Mais ses compagnons omniprésents, les plus inséparables sont les spectres inépuisables du théâtre. Elle voit Jouvet en Don Juan, elle ne le craint pas. Le théâtre l’emporte sur le roman, on y agit vraiment et pourtant Fabrice del Dongo, lui également, est captif dans une (sa) cellule. Suivent Ondine et Hans qui s’apprête à mourir. Mais surtout Alceste qui ne rêve qu’à partir au désert, un désert de gel pour C.Delbo. Hamlet, Rodrigue et sa vaillance, Antigone, Electre.

Louise Moaty récite, fait vivre et vit avec !

Un jour survient, Charlotte ouvre enfin un livre, inaugure quelque lecture. En 1946 elle rejoint l’ »Athénée » où le « patron attend sa fifille. » La forme d’un vivant se profile, est restituée et le reste la biographie en rend compte. Cette femme de vérité s’éteint en 1985, d’avoir trop fumé et …

Claude Glayman.

* Violaine Gelly/ Paul Gradvohl. « Charlotte Delbo » Fayard, fin 2013.

-- La lecture des textes fut suivie d’un concert consacré à deux compositeurs

« entartete/ dégénérés », déportés au Camps de Terezin, avant Auschwitz.

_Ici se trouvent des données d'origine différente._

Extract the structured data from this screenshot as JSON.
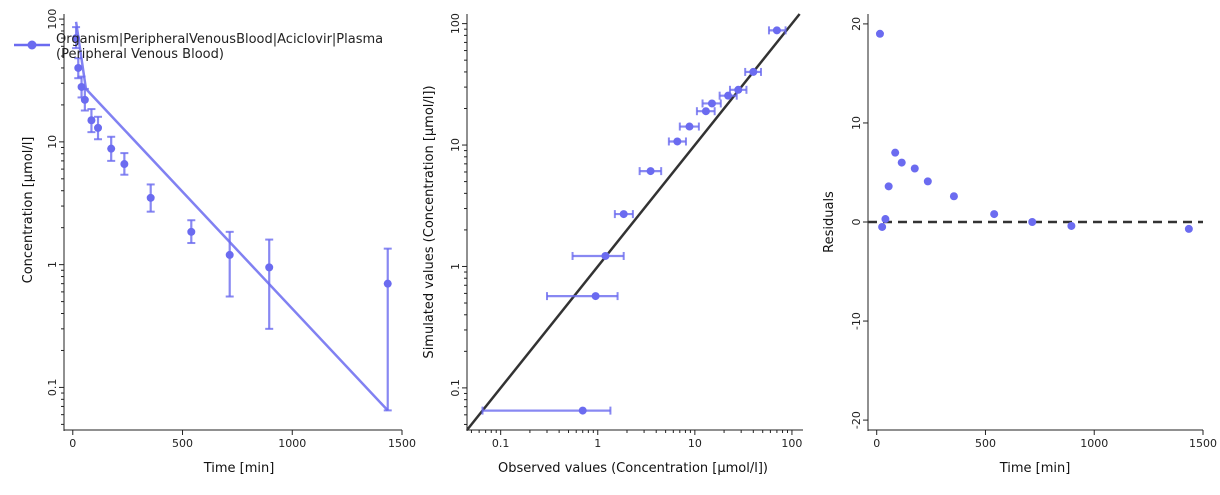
{
  "colors": {
    "series": "#6b6bf0",
    "identity": "#333333",
    "axis": "#222222"
  },
  "chart_data": [
    {
      "type": "scatter",
      "panel": "time-profile",
      "xlabel": "Time [min]",
      "ylabel": "Concentration [µmol/l]",
      "xlim": [
        -40,
        1500
      ],
      "ylim": [
        0.045,
        110
      ],
      "yscale": "log",
      "xticks": [
        0,
        500,
        1000,
        1500
      ],
      "yticks": [
        0.1,
        1,
        10,
        100
      ],
      "legend": {
        "position": "top-left",
        "entries": [
          "Organism|PeripheralVenousBlood|Aciclovir|Plasma",
          "(Peripheral Venous Blood)"
        ]
      },
      "observed": [
        {
          "x": 15,
          "y": 70,
          "lo": 58,
          "hi": 86
        },
        {
          "x": 25,
          "y": 40,
          "lo": 33,
          "hi": 48
        },
        {
          "x": 40,
          "y": 28,
          "lo": 23,
          "hi": 34
        },
        {
          "x": 55,
          "y": 22,
          "lo": 18,
          "hi": 27
        },
        {
          "x": 85,
          "y": 15,
          "lo": 12,
          "hi": 18.5
        },
        {
          "x": 115,
          "y": 13,
          "lo": 10.5,
          "hi": 16
        },
        {
          "x": 175,
          "y": 8.8,
          "lo": 7,
          "hi": 11
        },
        {
          "x": 235,
          "y": 6.6,
          "lo": 5.4,
          "hi": 8.1
        },
        {
          "x": 355,
          "y": 3.5,
          "lo": 2.7,
          "hi": 4.5
        },
        {
          "x": 540,
          "y": 1.85,
          "lo": 1.5,
          "hi": 2.3
        },
        {
          "x": 715,
          "y": 1.2,
          "lo": 0.55,
          "hi": 1.85
        },
        {
          "x": 895,
          "y": 0.95,
          "lo": 0.3,
          "hi": 1.6
        },
        {
          "x": 1435,
          "y": 0.7,
          "lo": 0.065,
          "hi": 1.35
        }
      ],
      "simulated": {
        "x": [
          15,
          60,
          1435
        ],
        "y": [
          95,
          27,
          0.065
        ]
      }
    },
    {
      "type": "scatter",
      "panel": "predicted-vs-observed",
      "xlabel": "Observed values (Concentration [µmol/l])",
      "ylabel": "Simulated values (Concentration [µmol/l])",
      "xscale": "log",
      "yscale": "log",
      "xlim": [
        0.045,
        130
      ],
      "ylim": [
        0.045,
        120
      ],
      "xticks": [
        0.1,
        1,
        10,
        100
      ],
      "yticks": [
        0.1,
        1,
        10,
        100
      ],
      "identity_line": true,
      "points": [
        {
          "x": 0.7,
          "y": 0.065,
          "xlo": 0.065,
          "xhi": 1.35
        },
        {
          "x": 0.95,
          "y": 0.57,
          "xlo": 0.3,
          "xhi": 1.6
        },
        {
          "x": 1.2,
          "y": 1.22,
          "xlo": 0.55,
          "xhi": 1.85
        },
        {
          "x": 1.85,
          "y": 2.7,
          "xlo": 1.5,
          "xhi": 2.3
        },
        {
          "x": 3.5,
          "y": 6.1,
          "xlo": 2.7,
          "xhi": 4.5
        },
        {
          "x": 6.6,
          "y": 10.7,
          "xlo": 5.4,
          "xhi": 8.1
        },
        {
          "x": 8.8,
          "y": 14.2,
          "xlo": 7,
          "xhi": 11
        },
        {
          "x": 13,
          "y": 19,
          "xlo": 10.5,
          "xhi": 16
        },
        {
          "x": 15,
          "y": 22,
          "xlo": 12,
          "xhi": 18.5
        },
        {
          "x": 22,
          "y": 25.5,
          "xlo": 18,
          "xhi": 27
        },
        {
          "x": 28,
          "y": 28.5,
          "xlo": 23,
          "xhi": 34
        },
        {
          "x": 40,
          "y": 40,
          "xlo": 33,
          "xhi": 48
        },
        {
          "x": 70,
          "y": 88,
          "xlo": 58,
          "xhi": 86
        }
      ]
    },
    {
      "type": "scatter",
      "panel": "residuals-vs-time",
      "xlabel": "Time [min]",
      "ylabel": "Residuals",
      "xlim": [
        -40,
        1500
      ],
      "ylim": [
        -21,
        21
      ],
      "xticks": [
        0,
        500,
        1000,
        1500
      ],
      "yticks": [
        -20,
        -10,
        0,
        10,
        20
      ],
      "zero_line": true,
      "points": [
        {
          "x": 15,
          "y": 19
        },
        {
          "x": 25,
          "y": -0.5
        },
        {
          "x": 40,
          "y": 0.3
        },
        {
          "x": 55,
          "y": 3.6
        },
        {
          "x": 85,
          "y": 7
        },
        {
          "x": 115,
          "y": 6
        },
        {
          "x": 175,
          "y": 5.4
        },
        {
          "x": 235,
          "y": 4.1
        },
        {
          "x": 355,
          "y": 2.6
        },
        {
          "x": 540,
          "y": 0.8
        },
        {
          "x": 715,
          "y": 0
        },
        {
          "x": 895,
          "y": -0.4
        },
        {
          "x": 1435,
          "y": -0.7
        }
      ]
    }
  ]
}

Victor Ulmann, Pavel Haas et, par ailleurs l’« ancêtre » Gustav Mahler. Cycles de mélodies,par Pierre-Yves Pruvot (baryton) et Charles Bouisset (piano).

Rappelons que Louise Moaty a mis en scène in loco « L’Empereur d’Atlantis » de V.Ulmann extraordinaire opéra imaginant une grève de la mort ». Des obligations ne nous ont pas permis de voir ce travail mais nous connaissons cet opéra dans d’autres versions.       

Il existe une importante bibliographie des Ecrits de Charlotte Delbo, citons :

- « Auschwitz et après », trois vols. Minuit, 1970/71 / « Le convoi du 24 janvier » Minuit 1971 / « Qui rapportera ces paroles » Fayard 2013
- « La mémoire et les jours » Berg Internationale 2013 / « Le convoi du 24 janvier » Note Internautes 1978/ « Spectres mes compagnons lettres à Louis Jouvet » Berg International 2013 / « Charlotte Delbo : ente Résistance, poésie et théâtre » Notes internautes/ Broché Du cygne Eds 2010.